Leila Slimani – Chanson douce

Couverture de Chanson douce
Leila Slimani – Chanson douce

J’ai découvert ce livre grâce à la booktubeuse MargaudLiseuse (et aussi un peu parce qu’accessoirement, il est prix Goncourt). C’est le premier Goncourt que je lis, et comme elle, je pensais que ce n’était pas pour moi, que ça allait être assez chiant, perché, etc. Et j’ai été séduite par la présentation qu’elle en a fait donc je me suis dit « Pourquoi pas ? ». Je l’ai cherché dans le fonds des bibliothèques de Paris, mais il était pris absolument PARTOUT, et en prêt d’une semaine uniquement. Je l’ai réservé dans ma bibliothèque habituelle… et je l’ai fini en deux jours.
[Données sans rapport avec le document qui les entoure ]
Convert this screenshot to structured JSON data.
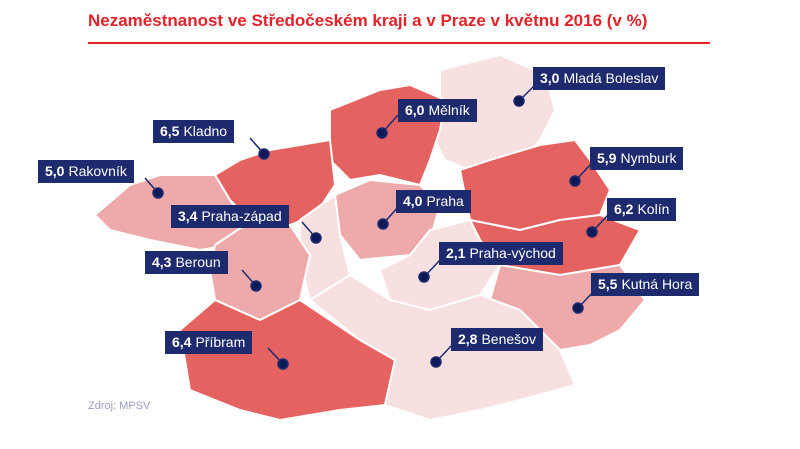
{
  "title": "Nezaměstnanost ve Středočeském kraji a v Praze v květnu 2016 (v %)",
  "source": "Zdroj: MPSV",
  "colors": {
    "title": "#e1232a",
    "label_bg": "#1e2a6e",
    "high": "#e4625f",
    "mid": "#eeaaaa",
    "low": "#f6e0e0"
  },
  "districts": [
    {
      "name": "Mladá Boleslav",
      "value": "3,0"
    },
    {
      "name": "Mělník",
      "value": "6,0"
    },
    {
      "name": "Kladno",
      "value": "6,5"
    },
    {
      "name": "Rakovník",
      "value": "5,0"
    },
    {
      "name": "Nymburk",
      "value": "5,9"
    },
    {
      "name": "Praha-západ",
      "value": "3,4"
    },
    {
      "name": "Praha",
      "value": "4,0"
    },
    {
      "name": "Kolín",
      "value": "6,2"
    },
    {
      "name": "Beroun",
      "value": "4,3"
    },
    {
      "name": "Praha-východ",
      "value": "2,1"
    },
    {
      "name": "Kutná Hora",
      "value": "5,5"
    },
    {
      "name": "Příbram",
      "value": "6,4"
    },
    {
      "name": "Benešov",
      "value": "2,8"
    }
  ]
}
Dès le début du roman, on sait ce qu’il se passe à la fin : les deux enfants meurent. On sait plus ou moins comment (à cause de la nounou) mais on ne sait pas pourquoi elle a fait ça. Le roman va tout nous expliquer.
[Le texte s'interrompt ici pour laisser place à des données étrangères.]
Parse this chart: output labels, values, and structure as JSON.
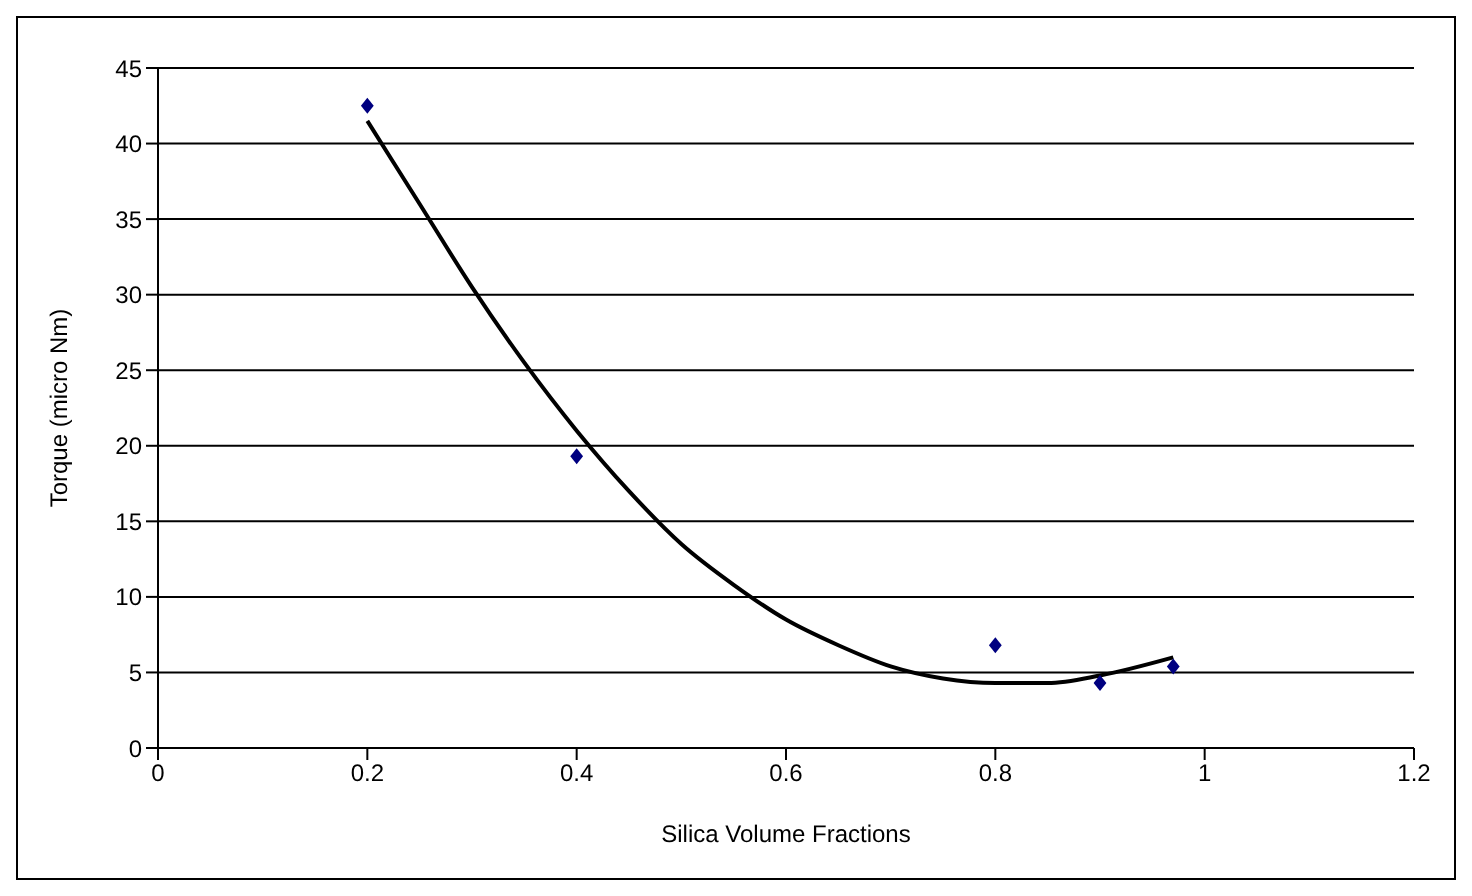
{
  "chart_data": {
    "type": "scatter",
    "xlabel": "Silica Volume Fractions",
    "ylabel": "Torque (micro Nm)",
    "xlim": [
      0,
      1.2
    ],
    "xticks": [
      0,
      0.2,
      0.4,
      0.6,
      0.8,
      1,
      1.2
    ],
    "ylim": [
      0,
      45
    ],
    "yticks": [
      0,
      5,
      10,
      15,
      20,
      25,
      30,
      35,
      40,
      45
    ],
    "grid": "y",
    "legend": false,
    "series": [
      {
        "color": "#000080",
        "marker": "diamond",
        "x": [
          0.2,
          0.4,
          0.8,
          0.9,
          0.97
        ],
        "values": [
          42.5,
          19.3,
          6.8,
          4.3,
          5.4
        ]
      },
      {
        "type": "line",
        "color": "#000000",
        "marker": "none",
        "x": [
          0.2,
          0.25,
          0.3,
          0.35,
          0.4,
          0.45,
          0.5,
          0.55,
          0.6,
          0.65,
          0.7,
          0.75,
          0.8,
          0.85,
          0.9,
          0.97
        ],
        "values": [
          41.5,
          36,
          30.5,
          25.5,
          21,
          17,
          13.5,
          10.8,
          8.5,
          6.8,
          5.4,
          4.6,
          4.3,
          4.3,
          4.8,
          6
        ]
      }
    ]
  }
}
Myriam et Paul, un couple parisien, ont deux enfants : Mila et Adam. Myriam en a assez d’être mère au foyer et le couple décide donc d’engager une nounou. Lors des entretiens, ils tombent sur des femmes incompétentes et puis arrive Louise. Louise, c’est le genre de nounou dont tous les parents rêvent : les enfants l’adore, elle fait la cuisine, le ménage, etc., si bien que le couple ne peut absolument plus s’en passer. Elle va avec eux en vacances, leur concocte des petits plats pour leurs dîners entre amis et s’occupe à merveille des enfants. Mais en fait, quand les parents ne sont pas là, Louise fait des choses vraiment… étranges avec les enfants. Quelques incidents ont lieu devant les parents et qui auraient dû leur faire comprendre que quelque chose clochait. Mais Louise est tellement indispensable, tellement présente dans la famille, que les parents ferment les yeux sur ces quelques incidents et lui trouve des excuses pour garder leur vie telle qu’elle est.

Je ne sais pas si c’est le fait de savoir comment le roman finissait, mais je n’ai pas réussi à m’attacher à Louise. L’auteure a construit une atmosphère pesante, dès le début du roman, et suffocante à la fin. On voit vraiment la démarcation entre les deux ambiances : au début, tout va bien, mais il y a quand même quelques petits éléments qui nous font dire : « Ah, c’est pas normal » ou « Elle est folle ! » mais on ne comprend pas comment elle peut finir par tuer les gamins. Et vers la fin, on commence à flipper. Pour moi, l’événement qui fait tout basculer (au moins dans la narration), c’est quand Paul découvre Mila pleine de maquillage. La réaction de Louise est déstabilisante et après, ça commence à mal tourner. Tout est fait pour qu’on se dise que Louise est digne de confiance, expérimentée, mais petit à petit, on trouve des détails dérangeants.

Quoiqu’il se passe, les parents ne prennent pas la décision de virer Louise. Tous les événements qui arrivent à cause de Louise sont assez importants et graves pour qu’on ne comprenne pas pourquoi, malgré toutes ses qualités, les parents ne renvoient pas la nounou. En tout cas, si le but de l’auteure était de nous faire réfléchir sur nos « habitudes » et ce qu’on ne fait pas pour garder notre vie telle quelle, c’est réussi !

Gros coup de cœur sur ce texte en tout cas. Leila Slimani a réussi à me convaincre que, non, tous les grands prix littéraires n’étaient pas inaccessibles.